Because the bob is submerged, it experiences a constant upward buoyant force in addition to gravity.
This modifies the effective acceleration due to gravity acting on the system.

Step 2: Key Formula or Approach:

• Net downward force (effective weight):
\[ F_{\text{eff}} = W - F_B = m g_{\text{eff}} \]

• For a bob to just complete vertical circular motion, the minimum velocity at the lowest point \(A\) is given by:
\[ V_0 = \sqrt{5 g_{\text{eff}} L} \]

Step 3: Detailed Explanation:

• Let the density of the bob be \(\rho_b\) and the density of water be \(\rho_w\). We are given \(\rho_b = 2\rho_w\).

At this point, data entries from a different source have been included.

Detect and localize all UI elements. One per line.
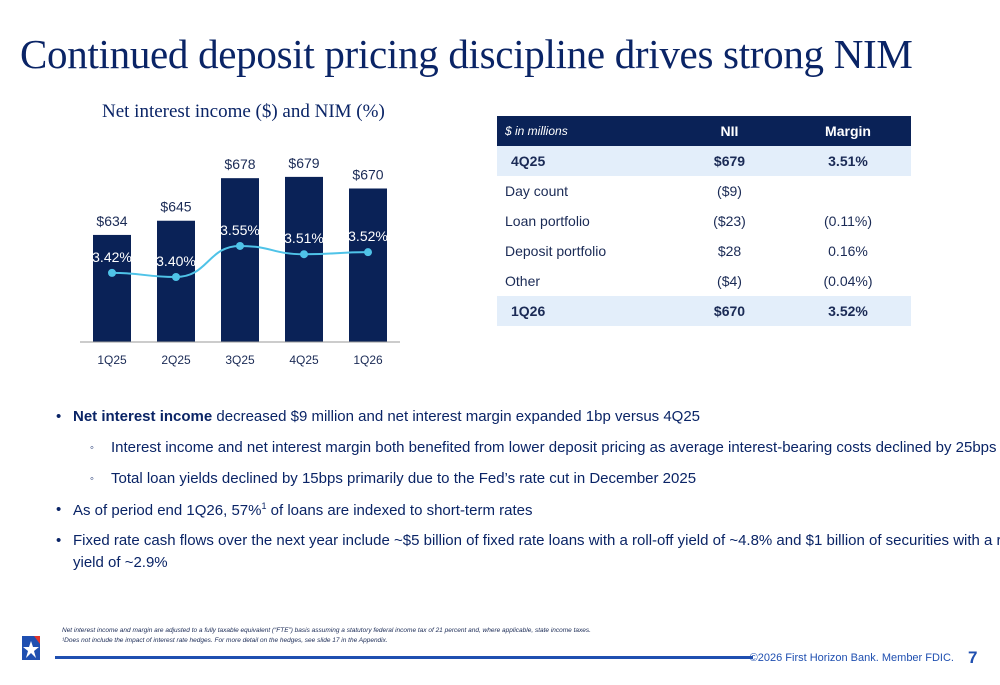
page-number: 7 <box>968 648 978 667</box>
table-row: 1Q26 $670 3.52% <box>497 296 911 326</box>
nim-point <box>364 248 372 257</box>
nim-point <box>300 250 308 259</box>
nim-point <box>172 273 180 281</box>
subbullet-text: Interest income and net interest margin … <box>111 439 997 456</box>
page-title: Continued deposit pricing discipline dri… <box>20 31 913 77</box>
bullet-bold: Net interest income <box>73 408 213 425</box>
footnote-ref: 1 <box>261 501 267 511</box>
footer-rule <box>55 656 753 659</box>
cell-label: Deposit portfolio <box>505 243 607 259</box>
cell-label: 4Q25 <box>497 146 674 176</box>
x-tick-label: 1Q25 <box>97 353 127 367</box>
bar-value-label: $634 <box>96 213 127 229</box>
bullet-text: decreased $9 million and net interest ma… <box>212 408 701 425</box>
copyright: ©2026 First Horizon Bank. Member FDIC. <box>749 652 954 664</box>
table-row: Loan portfolio ($23) (0.11%) <box>497 206 911 236</box>
bar-value-label: $678 <box>224 156 255 172</box>
bullet-text: yield of ~2.9% <box>73 554 168 571</box>
nim-value-label: 3.55% <box>220 222 260 238</box>
x-tick-label: 2Q25 <box>161 353 191 367</box>
cell-nii: ($4) <box>717 273 742 289</box>
bullet-text: of loans are indexed to short-term rates <box>266 502 533 519</box>
nim-value-label: 3.42% <box>92 249 132 265</box>
cell-nii: ($23) <box>713 213 746 229</box>
table-row: Deposit portfolio $28 0.16% <box>497 236 911 266</box>
nim-point <box>236 241 244 250</box>
bar-value-label: $645 <box>160 199 191 215</box>
cell-margin: (0.11%) <box>824 213 872 229</box>
x-tick-label: 1Q26 <box>353 353 383 367</box>
cell-label: Loan portfolio <box>505 213 590 229</box>
cell-nii: $679 <box>674 146 785 176</box>
cell-nii: $670 <box>674 296 785 326</box>
first-horizon-logo <box>22 636 40 660</box>
cell-label: Day count <box>505 183 569 199</box>
cell-margin <box>785 176 911 206</box>
bar <box>221 178 259 342</box>
table-row: Day count ($9) <box>497 176 911 206</box>
nii-bridge-table: $ in millions NII Margin 4Q25 $679 3.51% Da… <box>497 116 911 326</box>
header-margin: Margin <box>785 116 911 146</box>
nim-value-label: 3.40% <box>156 253 196 269</box>
table-row: 4Q25 $679 3.51% <box>497 146 911 176</box>
nii-nim-chart: $634 1Q25 $645 2Q25 $678 3Q25 $679 4Q25 $670 1Q26… <box>80 155 400 367</box>
nim-value-label: 3.51% <box>284 230 324 246</box>
x-tick-label: 3Q25 <box>225 353 255 367</box>
cell-margin: 3.52% <box>785 296 911 326</box>
table-row: Other ($4) (0.04%) <box>497 266 911 296</box>
header-units: $ in millions <box>497 116 674 146</box>
nim-point <box>108 268 116 277</box>
cell-label: 1Q26 <box>497 296 674 326</box>
bullet-text: Fixed rate cash flows over the next year… <box>73 532 1000 549</box>
cell-nii: ($9) <box>717 183 742 199</box>
cell-margin: 3.51% <box>785 146 911 176</box>
cell-margin: 0.16% <box>828 243 868 259</box>
bar <box>93 234 131 342</box>
bullet-text: As of period end 1Q26, 57% <box>73 502 262 519</box>
cell-margin: (0.04%) <box>823 273 873 289</box>
bar <box>349 188 387 342</box>
cell-label: Other <box>505 273 541 289</box>
chart-subtitle: Net interest income ($) and NIM (%) <box>102 101 385 122</box>
table-header: $ in millions NII Margin <box>497 116 911 146</box>
footnote-hedges: ¹Does not include the impact of interest… <box>62 637 388 644</box>
bar-value-label: $679 <box>288 155 319 171</box>
header-nii: NII <box>674 116 785 146</box>
bar <box>285 176 323 342</box>
bar <box>157 220 195 342</box>
x-tick-label: 4Q25 <box>289 353 319 367</box>
cell-nii: $28 <box>717 243 742 259</box>
bar-value-label: $670 <box>352 166 383 182</box>
nim-value-label: 3.52% <box>348 228 388 244</box>
footnote-fte: Net interest income and margin are adjus… <box>62 627 591 634</box>
subbullet-text: Total loan yields declined by 15bps prim… <box>111 470 697 487</box>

• The mass of the bob is \(m = \rho_b V\), where \(V\) is its volume.

• The buoyant force exerted by water on the bob is:
\[ F_B = \rho_w V g \]

• The gravitational force on the bob is:
\[ W = \rho_b V g = 2 \rho_w V g \]

• The effective downward force is:
\[ F_{\text{eff}} = W - F_B = 2 \rho_w V g - \rho_w V g = \rho_w V g \]

• Thus, the effective gravitational acceleration is:
\[ g_{\text{eff}} = \frac{F_{\text{eff}}}{m} = \frac{\rho_w V g}{2 \rho_w V} = \frac{g}{2} \]

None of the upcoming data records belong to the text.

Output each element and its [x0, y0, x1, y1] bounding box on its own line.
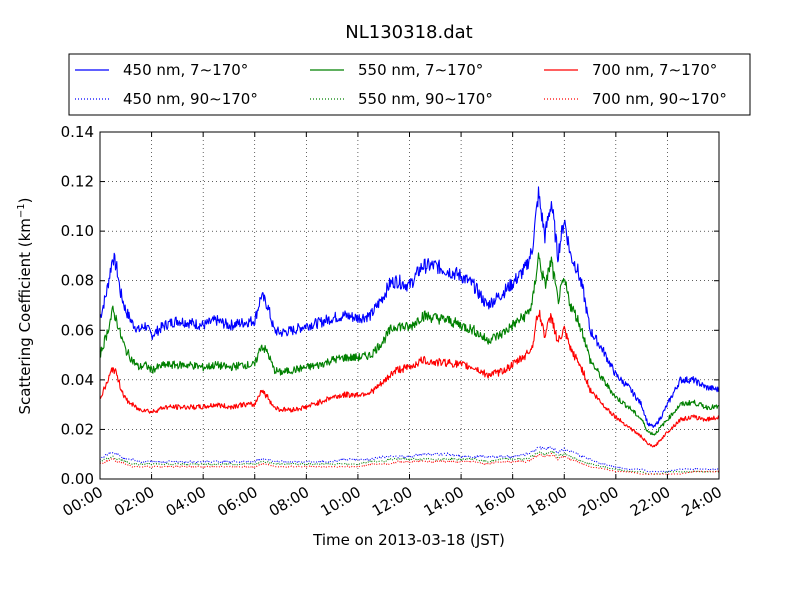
series-line-4: [99, 309, 720, 448]
x-tick-label: 12:00: [369, 483, 415, 520]
x-tick-label: 02:00: [111, 483, 157, 520]
series-line-5: [99, 452, 720, 475]
x-tick-label: 10:00: [317, 483, 363, 520]
series-lines: [99, 186, 720, 475]
legend-label-3: 550 nm, 90∼170°: [358, 90, 493, 108]
y-axis-ticks: 0.00 0.02 0.04 0.06 0.08 0.10 0.12 0.14: [61, 123, 719, 488]
legend-label-5: 700 nm, 90∼170°: [592, 90, 727, 108]
x-tick-label: 22:00: [627, 483, 673, 520]
legend-label-1: 450 nm, 90∼170°: [123, 90, 258, 108]
y-tick-label: 0.00: [61, 470, 94, 488]
legend-label-0: 450 nm, 7∼170°: [123, 61, 248, 79]
x-tick-label: 06:00: [214, 483, 260, 520]
legend-label-4: 700 nm, 7∼170°: [592, 61, 717, 79]
y-axis-label: Scattering Coefficient (km−1): [16, 197, 34, 414]
y-axis-label-exponent: −1: [16, 203, 27, 218]
x-tick-label: 00:00: [60, 483, 106, 520]
series-line-0: [99, 186, 720, 428]
x-axis-label: Time on 2013-03-18 (JST): [312, 531, 505, 549]
legend-box: [68, 53, 751, 116]
y-tick-label: 0.02: [61, 420, 94, 438]
chart-title: NL130318.dat: [345, 22, 472, 43]
series-line-2: [99, 252, 720, 436]
y-tick-label: 0.08: [61, 272, 94, 290]
series-line-1: [99, 445, 720, 473]
x-tick-label: 08:00: [266, 483, 312, 520]
y-axis-label-close: ): [16, 197, 34, 203]
legend-label-2: 550 nm, 7∼170°: [358, 61, 483, 79]
y-tick-label: 0.12: [61, 173, 94, 191]
x-tick-label: 24:00: [679, 483, 725, 520]
plot-background: [100, 132, 719, 479]
plot-area: [100, 132, 719, 479]
y-tick-label: 0.06: [61, 321, 94, 339]
x-tick-label: 18:00: [524, 483, 570, 520]
y-tick-label: 0.04: [61, 371, 94, 389]
y-axis-label-main: Scattering Coefficient (km: [16, 218, 34, 414]
legend: 450 nm, 7∼170° 550 nm, 7∼170° 700 nm, 7∼17…: [68, 53, 751, 116]
y-tick-label: 0.14: [61, 123, 94, 141]
x-tick-label: 16:00: [472, 483, 518, 520]
y-tick-label: 0.10: [61, 222, 94, 240]
x-tick-label: 20:00: [575, 483, 621, 520]
x-tick-label: 14:00: [421, 483, 467, 520]
x-tick-label: 04:00: [163, 483, 209, 520]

• For vertical circular motion, the condition for the string to just go slack at the highest point \(C\) is:
\[ V_0 = \sqrt{5 g_{\text{eff}} L} \]

• Substituting the value of \(g_{\text{eff}}\).:
\[ V_0 = \sqrt{5 \left(\frac{g}{2}\right) L} = \sqrt{\frac{5}{2} g L} \]

Step 4: Final Answer:
The expression for \(V_0\) is \(\sqrt{\frac{5}{2}gL}\).